After that, the initial plot set-up – spy entrusts vital coded messages to Hannay seconds before he gets murdered, and Hannay gets fingered for the job; Hannay flees to Scotland – was reasonably smooth. But then Hannay fell in with a woman, and everything slid downhill, because this wasn't just a woman, this was a feisty suffragette, determined to show Hannay that a girl can be every bit as brave and resourceful as a man. Suddenly, our self-reliant hero, with all his energy and fieldcraft, became a dribbling, indecisive cretin, at every turn needing to be told what to do and where to go, or to have his failing nerve shored up. Having been so very concerned about class division, he suddenly switched tack to become a caricature Victorian chauvinist pig, constantly patronising the little woman and then ending up with egg on his face as she proved herself his superior as marksman, map reader and sexual adventurer. I'd be interested to see how Lizzie Mickery, the screenwriter, would handle Hamlet. Ophelia, fed up with all his wavering, takes matters into her own hands, duelling Laertes to a standstill, whacking Claudius, and abolishing the monarchy in favour of a republic with universal suffrage.

Most people aren't bothered about fidelity to the source material (though my advice to the people who commission this drivel is, as always: if you're not interested in the source material, why not have the wit to make up something new?). What viewers care about is plot and action, in which case they will have been chewing the upholstery off the sofa in paroxysms of tedium and puzzlement, as the feisty suffragette turned out to be a traitor – no, she's a British spy! – and now she's dead! – no, she's mysteriously alive! By the end, my impression was that several pages of the plot must have been eaten by a dog, or a bored actor, and the director had decided, sod it, nobody's going to keep watching this long. Which I wouldn't have if I wasn't being paid.

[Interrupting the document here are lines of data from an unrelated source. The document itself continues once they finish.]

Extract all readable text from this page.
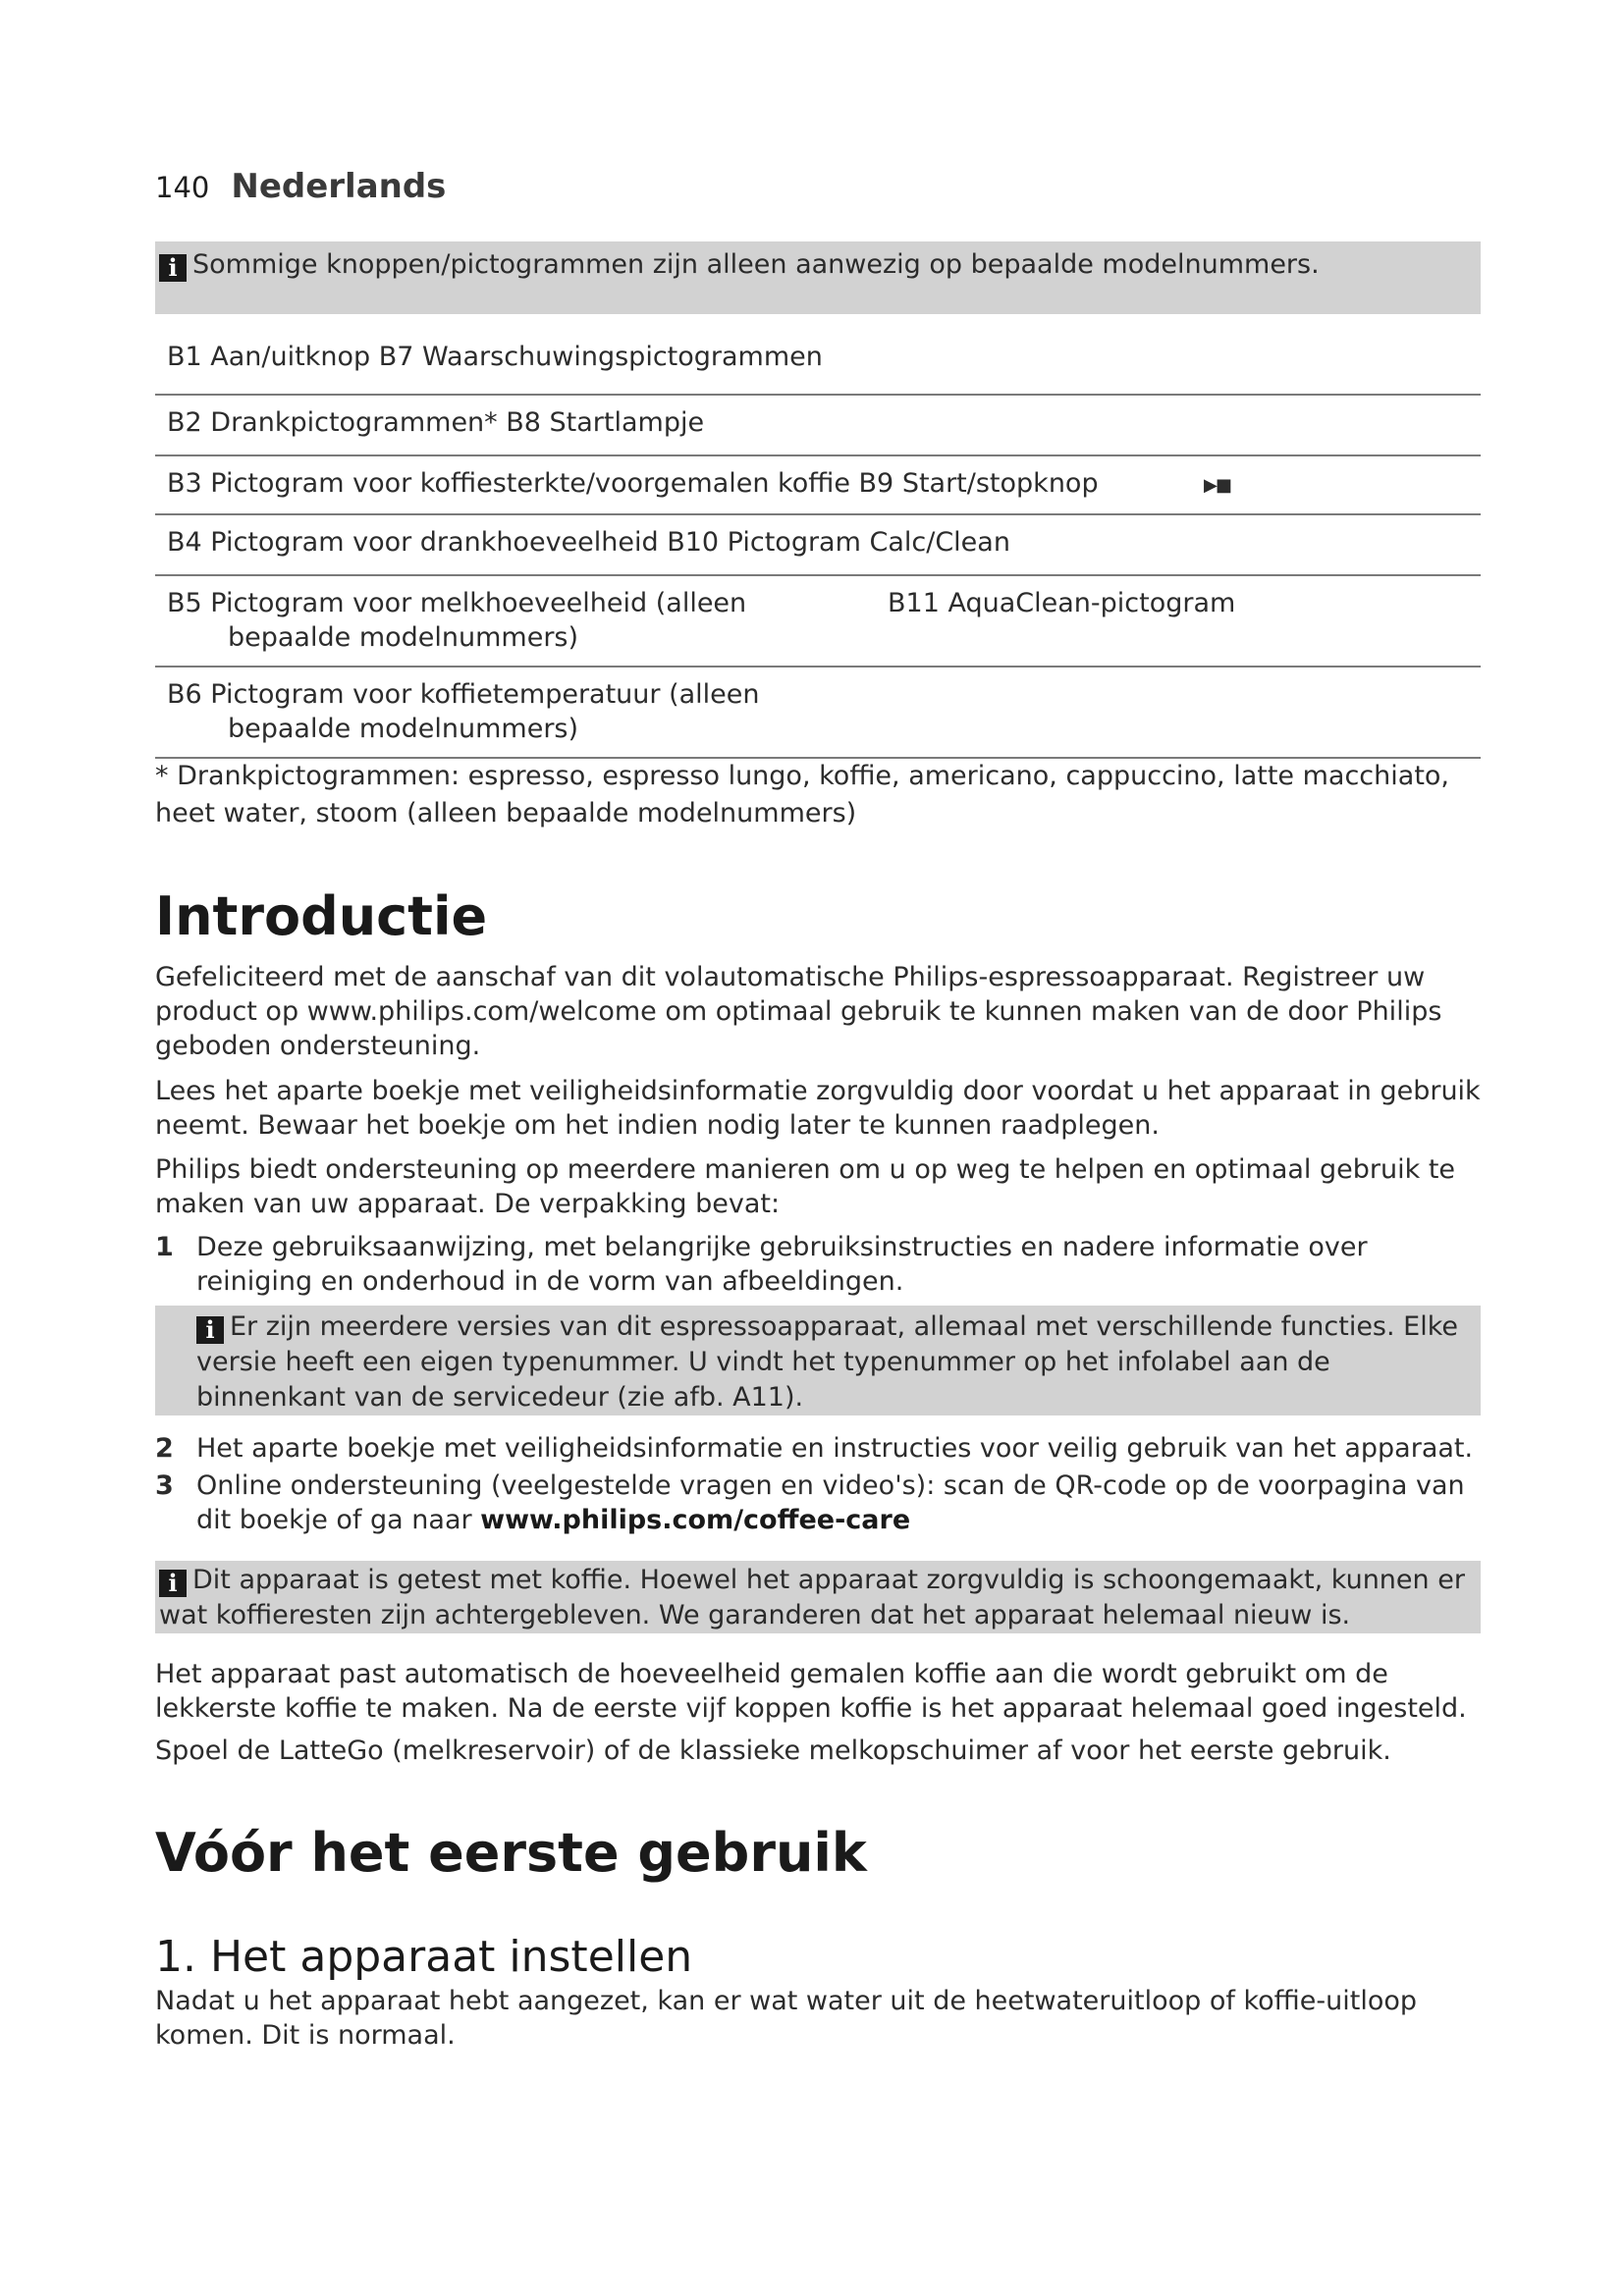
140 Nederlands
i Sommige knoppen/pictogrammen zijn alleen aanwezig op bepaalde modelnummers.
B1 Aan/uitknop B7 Waarschuwingspictogrammen
B2 Drankpictogrammen* B8 Startlampje
B3 Pictogram voor koffiesterkte/voorgemalen koffie B9 Start/stopknop	▶■
B4 Pictogram voor drankhoeveelheid B10 Pictogram Calc/Clean
B5 Pictogram voor melkhoeveelheid (alleen
bepaalde modelnummers)
B11 AquaClean-pictogram
B6 Pictogram voor koffietemperatuur (alleen
bepaalde modelnummers)
* Drankpictogrammen: espresso, espresso lungo, koffie, americano, cappuccino, latte macchiato, heet water, stoom (alleen bepaalde modelnummers)
Introductie

Gefeliciteerd met de aanschaf van dit volautomatische Philips-espressoapparaat. Registreer uw product op www.philips.com/welcome om optimaal gebruik te kunnen maken van de door Philips geboden ondersteuning.

Lees het aparte boekje met veiligheidsinformatie zorgvuldig door voordat u het apparaat in gebruik neemt. Bewaar het boekje om het indien nodig later te kunnen raadplegen.

Philips biedt ondersteuning op meerdere manieren om u op weg te helpen en optimaal gebruik te maken van uw apparaat. De verpakking bevat:

1 Deze gebruiksaanwijzing, met belangrijke gebruiksinstructies en nadere informatie over reiniging en onderhoud in de vorm van afbeeldingen.
i Er zijn meerdere versies van dit espressoapparaat, allemaal met verschillende functies. Elke versie heeft een eigen typenummer. U vindt het typenummer op het infolabel aan de binnenkant van de servicedeur (zie afb. A11).
2 Het aparte boekje met veiligheidsinformatie en instructies voor veilig gebruik van het apparaat.
3 Online ondersteuning (veelgestelde vragen en video's): scan de QR-code op de voorpagina van dit boekje of ga naar www.philips.com/coffee-care
i Dit apparaat is getest met koffie. Hoewel het apparaat zorgvuldig is schoongemaakt, kunnen er wat koffieresten zijn achtergebleven. We garanderen dat het apparaat helemaal nieuw is.

Het apparaat past automatisch de hoeveelheid gemalen koffie aan die wordt gebruikt om de lekkerste koffie te maken. Na de eerste vijf koppen koffie is het apparaat helemaal goed ingesteld.

Spoel de LatteGo (melkreservoir) of de klassieke melkopschuimer af voor het eerste gebruik.

Vóór het eerste gebruik
1. Het apparaat instellen

Nadat u het apparaat hebt aangezet, kan er wat water uit de heetwateruitloop of koffie-uitloop komen. Dit is normaal.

Caught in a Trap was surprisingly easy to sit through. Connie Fisher, of How Do You Solve a Problem Like Maria? fame, played Gemma, a lonely young woman with a job at the local council collecting money from parking meters. Friendless at work, unhappy at home with her weak-willed father and harridan stepmother, she lost herself in an obsession with Elvis Presley. Having realised how easy it was to pocket a pound here and there from the meters, she embarked on a career of petty fraud that soon spiralled into something much more serious, stealing thousands and going on an Elvis spree, buying up every scrap of tat and memorabilia she could find, and soon coming to realise that doom of one sort or another can't be long postponed.

Fisher was cunningly cast. It needed someone with her charm and apparent vulnerability to make Gemma's dishonesty, irrationality and self-absorption come across as a cry for help rather than a mental disorder. Even so, the finale was hard to swallow. In prison, Gemma found a new confidence to make friends, and finally accepted the love that the devoted, stuttering boy next door has been pressing on her throughout. Meanwhile, back at the office, the vampish girl who was her nemesis was put to work cataloguing all the Elvisiana, preparatory to a sale that would make back all the council's money, and she couldn't stand Elvis. Clearly, we were meant to feel that Gemma had found redemption, and the nasty girl had got her comeuppance. That worked only if you could avoid thinking, even a little bit, about which one was stuck in prison.

I couldn't help wondering, too, whether the balance of sympathy could have been maintained if Gemma was played by somebody older, fatter or wartier. In real life, the woman Gemma was based on was in her mid-forties, and not nearly so sylph-like, and the council didn't make their money back, because she had paid stupid prices for the goods. But, hey, if you can't get away with unrealistic optimism on Boxing Day, when can you get away with it?